Evaluate the integral ∫ x^3 + 2x^2 - 6x + 1 dx. Solution:

  • Using the power rule of integration, we have:
    • ∫ x^3 + 2x^2 - 6x + 1 dx = (1/4)x^4 + (2/3)x^3 - (3/2)x^2 + x + C

Integration by Parts

  • Integration by parts is a technique used to evaluate integrals of products of functions.
  • It is based on the product rule of differentiation.
  • The formula for integration by parts is given by:
    • ∫ u dv = uv - ∫ v du
  • This formula allows us to relate the integral of a product to the integral of the derivative of one of the functions.

Example:

Evaluate the integral ∫ x sin(x) dx. Solution:

  • Let u = x and dv = sin(x) dx.
  • Then du = dx and v = -cos(x).
  • Applying the formula for integration by parts, we have:
    • ∫ x sin(x) dx = -x cos(x) - ∫ (-cos(x)) dx = -x cos(x) + sin(x) + C

Trigonometric Substitution

  • Trigonometric substitution is a technique used to evaluate integrals involving radical expressions and trigonometric functions.
  • It involves making a substitution using trigonometric identities to simplify the integral.
  • There are three common trigonometric substitutions:
    • For integrals involving √(a^2 - x^2), we use x = a sinθ.
    • For integrals involving √(a^2 + x^2), we use x = a tanθ.
    • For integrals involving √(x^2 - a^2), we use x = a secθ.

Example:

Evaluate the integral ∫ (4x^2 + 1) / √(x^2 + 9) dx.
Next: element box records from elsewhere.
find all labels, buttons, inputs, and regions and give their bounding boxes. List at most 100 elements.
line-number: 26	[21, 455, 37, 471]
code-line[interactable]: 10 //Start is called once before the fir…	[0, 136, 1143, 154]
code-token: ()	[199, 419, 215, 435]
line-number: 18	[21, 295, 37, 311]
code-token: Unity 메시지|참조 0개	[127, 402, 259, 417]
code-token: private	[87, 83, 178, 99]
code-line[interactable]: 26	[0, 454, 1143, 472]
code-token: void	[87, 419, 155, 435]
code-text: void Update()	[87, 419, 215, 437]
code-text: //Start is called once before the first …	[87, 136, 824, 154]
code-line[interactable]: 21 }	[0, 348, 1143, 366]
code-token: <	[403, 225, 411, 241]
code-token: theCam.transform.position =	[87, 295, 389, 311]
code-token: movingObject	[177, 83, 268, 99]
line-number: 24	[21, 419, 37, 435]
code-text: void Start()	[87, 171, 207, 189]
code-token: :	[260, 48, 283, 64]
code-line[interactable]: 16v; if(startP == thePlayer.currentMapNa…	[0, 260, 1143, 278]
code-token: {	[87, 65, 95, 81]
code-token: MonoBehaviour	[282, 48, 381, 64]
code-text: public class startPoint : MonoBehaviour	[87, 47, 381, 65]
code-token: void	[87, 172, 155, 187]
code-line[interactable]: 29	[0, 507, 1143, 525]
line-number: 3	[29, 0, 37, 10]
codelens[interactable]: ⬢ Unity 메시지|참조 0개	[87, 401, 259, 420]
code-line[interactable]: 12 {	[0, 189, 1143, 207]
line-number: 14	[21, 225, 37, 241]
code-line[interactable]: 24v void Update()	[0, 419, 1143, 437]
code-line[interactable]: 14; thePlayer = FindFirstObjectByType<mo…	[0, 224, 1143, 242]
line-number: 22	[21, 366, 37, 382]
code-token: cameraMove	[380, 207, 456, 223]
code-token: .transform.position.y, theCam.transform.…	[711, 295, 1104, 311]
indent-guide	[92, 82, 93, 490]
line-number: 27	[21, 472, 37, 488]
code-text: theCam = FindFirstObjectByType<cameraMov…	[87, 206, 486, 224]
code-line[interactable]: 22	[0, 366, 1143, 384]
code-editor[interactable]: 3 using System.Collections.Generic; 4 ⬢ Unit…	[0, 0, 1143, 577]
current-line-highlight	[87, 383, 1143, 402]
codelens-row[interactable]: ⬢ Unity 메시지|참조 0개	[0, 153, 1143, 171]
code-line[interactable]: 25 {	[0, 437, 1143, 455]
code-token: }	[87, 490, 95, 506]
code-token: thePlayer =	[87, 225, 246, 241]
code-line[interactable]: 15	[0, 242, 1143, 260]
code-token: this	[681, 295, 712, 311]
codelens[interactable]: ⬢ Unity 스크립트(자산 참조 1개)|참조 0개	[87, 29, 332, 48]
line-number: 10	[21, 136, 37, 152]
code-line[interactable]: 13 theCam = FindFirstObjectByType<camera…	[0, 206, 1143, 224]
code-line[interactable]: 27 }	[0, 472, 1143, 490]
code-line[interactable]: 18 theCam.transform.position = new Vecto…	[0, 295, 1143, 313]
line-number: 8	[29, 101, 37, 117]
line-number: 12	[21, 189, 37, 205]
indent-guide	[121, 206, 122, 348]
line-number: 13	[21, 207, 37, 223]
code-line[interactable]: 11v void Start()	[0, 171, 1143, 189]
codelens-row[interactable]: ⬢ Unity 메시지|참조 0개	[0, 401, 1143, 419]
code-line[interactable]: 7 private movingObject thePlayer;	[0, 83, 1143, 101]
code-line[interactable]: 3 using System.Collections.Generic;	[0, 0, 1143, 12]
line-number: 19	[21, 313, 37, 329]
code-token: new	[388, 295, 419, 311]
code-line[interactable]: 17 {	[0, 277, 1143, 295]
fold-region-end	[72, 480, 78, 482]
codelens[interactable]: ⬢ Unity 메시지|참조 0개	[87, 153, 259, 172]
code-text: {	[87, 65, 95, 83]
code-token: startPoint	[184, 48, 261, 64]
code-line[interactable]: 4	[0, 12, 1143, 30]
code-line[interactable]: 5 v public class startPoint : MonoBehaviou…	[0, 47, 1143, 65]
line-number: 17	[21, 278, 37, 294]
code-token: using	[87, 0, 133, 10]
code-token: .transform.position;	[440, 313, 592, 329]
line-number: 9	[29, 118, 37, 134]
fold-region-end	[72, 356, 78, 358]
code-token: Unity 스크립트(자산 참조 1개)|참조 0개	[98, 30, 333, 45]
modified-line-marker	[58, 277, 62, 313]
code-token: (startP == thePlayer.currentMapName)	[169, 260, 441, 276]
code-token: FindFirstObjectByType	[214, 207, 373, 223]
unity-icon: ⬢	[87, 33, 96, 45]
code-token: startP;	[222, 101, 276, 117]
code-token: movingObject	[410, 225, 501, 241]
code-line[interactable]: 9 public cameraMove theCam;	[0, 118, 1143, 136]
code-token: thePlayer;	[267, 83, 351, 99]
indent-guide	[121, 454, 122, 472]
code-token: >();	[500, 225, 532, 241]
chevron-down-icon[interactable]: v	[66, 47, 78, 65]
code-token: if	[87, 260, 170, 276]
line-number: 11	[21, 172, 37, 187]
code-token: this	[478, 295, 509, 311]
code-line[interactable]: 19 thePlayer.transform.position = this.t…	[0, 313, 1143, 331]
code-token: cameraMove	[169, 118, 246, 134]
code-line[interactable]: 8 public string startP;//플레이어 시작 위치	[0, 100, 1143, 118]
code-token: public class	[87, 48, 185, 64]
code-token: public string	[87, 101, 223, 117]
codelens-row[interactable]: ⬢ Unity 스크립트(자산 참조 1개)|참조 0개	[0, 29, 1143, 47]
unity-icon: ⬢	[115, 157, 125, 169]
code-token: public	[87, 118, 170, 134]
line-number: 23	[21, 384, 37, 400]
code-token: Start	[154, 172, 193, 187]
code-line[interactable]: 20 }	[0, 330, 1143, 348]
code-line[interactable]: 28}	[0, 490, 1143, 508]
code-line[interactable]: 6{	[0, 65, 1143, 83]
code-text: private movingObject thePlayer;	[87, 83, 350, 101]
Solution:

  • Let x = 3 tanθ.
  • Then dx = 3 sec^2θ dθ.
  • Substituting into the integral and simplifying, we have:
    • ∫ (4(3 tanθ)^2 + 1) / √((3 tanθ)^2 + 9) (3 sec^2θ) dθ
    • = ∫ (36 tan^2θ + 1) / √(9 tan^2θ + 9) sec^2θ dθ

Partial Fraction Decomposition

  • Partial fraction decomposition is a technique used to simplify and evaluate integrals that involve rational functions.
  • It involves breaking down a rational function into simpler fractions to make integration easier.
  • The basic idea is to write the rational function as a sum of simpler fractions with denominators that are powers of linear factors or irreducible quadratic factors.
  • This allows us to use known integral formulas to evaluate the integral.

Example:

Evaluate the integral ∫ (3x^2 - 5) / (x^3 + x^2 - 2x) dx. Solution:

  • First, we factor the denominator: x^3 + x^2 - 2x = x(x - 1)(x + 2).
  • Next, we express the rational function as a sum of partial fractions:
    • (3x^2 - 5) / (x^3 + x^2 - 2x) = A/x + B/(x - 1) + C/(x + 2).
  • Now, we find the values of A, B, and C by equating numerators:
    • 3x^2 - 5 = A(x - 1)(x + 2) + Bx(x + 2) + Cx(x - 1).